Can you help me?
When I was 5 years old, a 6-year-old boy led me to a well-hidden place on the primary school's playground and, with some friends covering him, he pulled down my trousers and my underwear and began … how can I say… to kiss my genitalia. I was a child. I really didn't understand what was actually happening, but I ran when I could. I told my teacher what that boy did, but she didn't seem to believe me.
I'm very ashamed of it and no one knows, not even my mother. I thought she wouldn't understand. From time to time, that day suddenly appears on my mind and I cry or feel really down. There are days, though, I find it all ridiculous and nonsense and think that it's not a really important thing. But last year, I developed kind of a "rape phobia." I try and avoid this subject whenever I can. When I simply have to stay and listen, I begin to feel kind of a panic. Do you think my rape fear is related with that event of the boy who did it?
Thank you and God bless you!
What the boy did was a form of rape. I'm sorry that your teacher did not believe you, but you should have told your mother, especially since other adults did not believe you.

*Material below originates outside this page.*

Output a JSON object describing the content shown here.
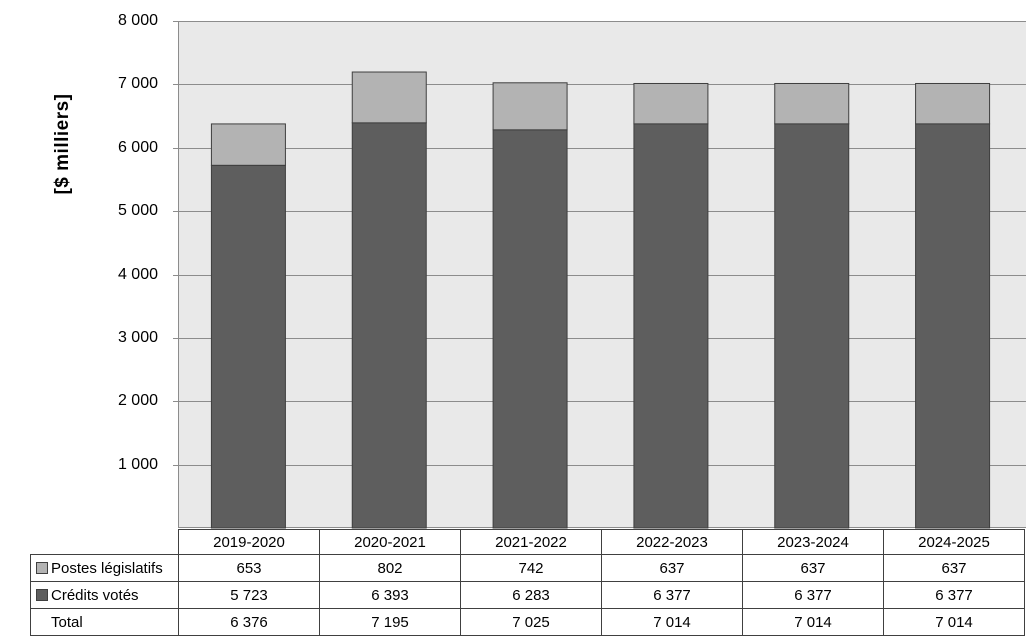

However, the past is over. It cannot be changed. Technically there is nothing to be ashamed of because you did not do anything wrong. The boys involved in what happened should have been ashamed and punished.
So let's focus on the present instead of the unchanging past. What was done does not have to affect you unless you let it. Just because it happened years ago, it doesn't mean it will happen to you again. Instead of being terrified, you should find sympathy for the victims. You understand their plight better than most people.
Wow! I've always thought I was giving too much importance to this subject. I found it was just a foolish fear, but you opened my eyes. I didn't work my problem out, so I'm still afraid of my fear. Thank you so much!
You know, when I sent you that first email, it was the first time in 12 years that I wrote about that event. Your reply did help me a lot and when I need, I recall your words.
It has been about three months, but I'm still terrified by what happened. Sometimes I feel so lonely and hopeless that I even wish I could disappear from this world. Don't misunderstand that: I thank God for my life and I don't want to die, but I feel so lost.
And because someone talked about rape, I was crying this very afternoon.
God has been my best friend, the one who's always caring about me and about my feelings. He's sent lots of messages telling me not to be afraid and I'm very thankful. I really love it, but sometimes I get so desperate. I really don't know what to do. I talk to Him and I feel better, but what else can I do?
Just to point out, there was a day my mom asked me to watch a documentary about a girl who was raped by three or four men because she was studying that case (and she doesn't know about my phobia). I forced myself to watch it because I had no courage to tell her it was horrible to me, and it woke up my fears!
Please, help me! What can I do to get better? I have no one else to speak but God and you. I want to forget it and go on with my life, it was years and years ago and it wasn't so so shocking, but I can't help carrying on. Please, tell me something to do.
I know it is difficult, but you are not letting the past go. You purposely think about about it all the time and as a result the memory of it is growing bigger than life. Try to keep things in perspective. I'm not downplaying what happened. It was wrong. However, consider the realities:
- It was done by children who really did not understand what they were doing.
- It was done to you as a child, who did not really understand its signifcance until years later.
- It happened once.
- It caused no physical harm to you.
- There was mental harm, of which you do not permit yourself healing.
You are letting what some child bullies did years ago to define your teenage years. That is giving them greater power over your life than they deserve.